# Youtube does not show video in full size



## MilliJoolz (Nov 19, 2004)

I like crafts, I use My Samsung tablet 10.1 and Youtube for tutorials. Or rather, I USED Youtube for tutorials because after not using my tablet for about 3 weeks or so, I cannot watch any video on Youtube in full size.

This is what happens.

I go to Youtube through Firefox. 

I see a page with on the left side small windows of videos I have watched in the past, and probably some suggested by Youtube. WHen I click on a video I want to watch, this window becomes about twice the size of the little windows that show on the left, and moves to the top op the page, in a black bar. It has the white arrow in the middle where you click to start the video. When I do that the screen becomes all white with a red bar in the top. Right in the middle of the page a small exclamation mark appears with next to it 'An error occurred', and below it a link with 'Retry'. WHen I click 'Retry' the same page with the error message keeps coming back.

This what happens when I use Firefox or the Youtube app. On my tablet I am trying to find something under 'settings', somewhere on the tablet but frankly, I think I am too stupid to figure this out myself. 

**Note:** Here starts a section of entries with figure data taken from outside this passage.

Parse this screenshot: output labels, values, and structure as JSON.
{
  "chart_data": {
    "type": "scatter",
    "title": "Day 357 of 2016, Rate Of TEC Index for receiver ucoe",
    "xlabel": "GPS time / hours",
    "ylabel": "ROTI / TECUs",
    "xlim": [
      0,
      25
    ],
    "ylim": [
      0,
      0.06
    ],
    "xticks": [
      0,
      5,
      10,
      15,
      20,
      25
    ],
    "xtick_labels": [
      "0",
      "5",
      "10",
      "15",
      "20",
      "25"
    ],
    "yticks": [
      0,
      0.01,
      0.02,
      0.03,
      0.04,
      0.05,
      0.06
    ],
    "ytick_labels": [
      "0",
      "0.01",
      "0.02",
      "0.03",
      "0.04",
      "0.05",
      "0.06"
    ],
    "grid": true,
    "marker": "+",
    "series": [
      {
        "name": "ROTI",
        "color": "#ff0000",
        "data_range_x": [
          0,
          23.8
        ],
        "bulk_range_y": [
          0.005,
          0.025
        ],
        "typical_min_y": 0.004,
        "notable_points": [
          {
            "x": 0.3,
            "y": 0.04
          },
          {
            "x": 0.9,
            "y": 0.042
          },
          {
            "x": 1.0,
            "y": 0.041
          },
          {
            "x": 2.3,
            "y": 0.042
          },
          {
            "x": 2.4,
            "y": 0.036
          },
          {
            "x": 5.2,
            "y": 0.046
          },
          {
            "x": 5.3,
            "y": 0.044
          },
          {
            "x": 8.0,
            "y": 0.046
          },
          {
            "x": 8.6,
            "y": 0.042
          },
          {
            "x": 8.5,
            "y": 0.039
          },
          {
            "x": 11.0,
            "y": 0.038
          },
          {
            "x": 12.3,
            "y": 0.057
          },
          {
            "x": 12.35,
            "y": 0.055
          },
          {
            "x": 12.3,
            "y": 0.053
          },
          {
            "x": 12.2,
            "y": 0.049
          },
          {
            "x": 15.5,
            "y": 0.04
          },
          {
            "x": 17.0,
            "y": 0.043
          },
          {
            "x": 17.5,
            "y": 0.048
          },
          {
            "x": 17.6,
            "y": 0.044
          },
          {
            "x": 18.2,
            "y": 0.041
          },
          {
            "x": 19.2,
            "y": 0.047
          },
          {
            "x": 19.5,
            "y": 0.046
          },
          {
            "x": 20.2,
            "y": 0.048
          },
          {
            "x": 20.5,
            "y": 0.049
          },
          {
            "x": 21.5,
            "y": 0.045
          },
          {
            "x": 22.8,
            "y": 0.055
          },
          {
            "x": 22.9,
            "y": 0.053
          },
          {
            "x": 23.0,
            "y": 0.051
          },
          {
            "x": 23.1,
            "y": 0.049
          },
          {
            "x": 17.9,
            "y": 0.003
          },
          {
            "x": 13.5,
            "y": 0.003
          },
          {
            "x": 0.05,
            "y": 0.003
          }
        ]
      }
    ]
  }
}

Any, ANY advise would be greatly appreciated (even take a hammer to your tablet and hit any key..)
Regards
Mildred


----------



## fishscene (Apr 1, 2015)

We can try clearing out the data for the youtube app:

1) Under Settings, you may have to hunt around a bit, but look for "Application manager". On my device, it is under "More".
2) Scroll over (left or right) so that you are viewing ALL applications. Then scroll all the way down to "Youtube".
3) Click "Clear data" and "Clear cache". 

This should reset the app to standard uncustomized settings, but will leave the updates to the youtube app intact.


----------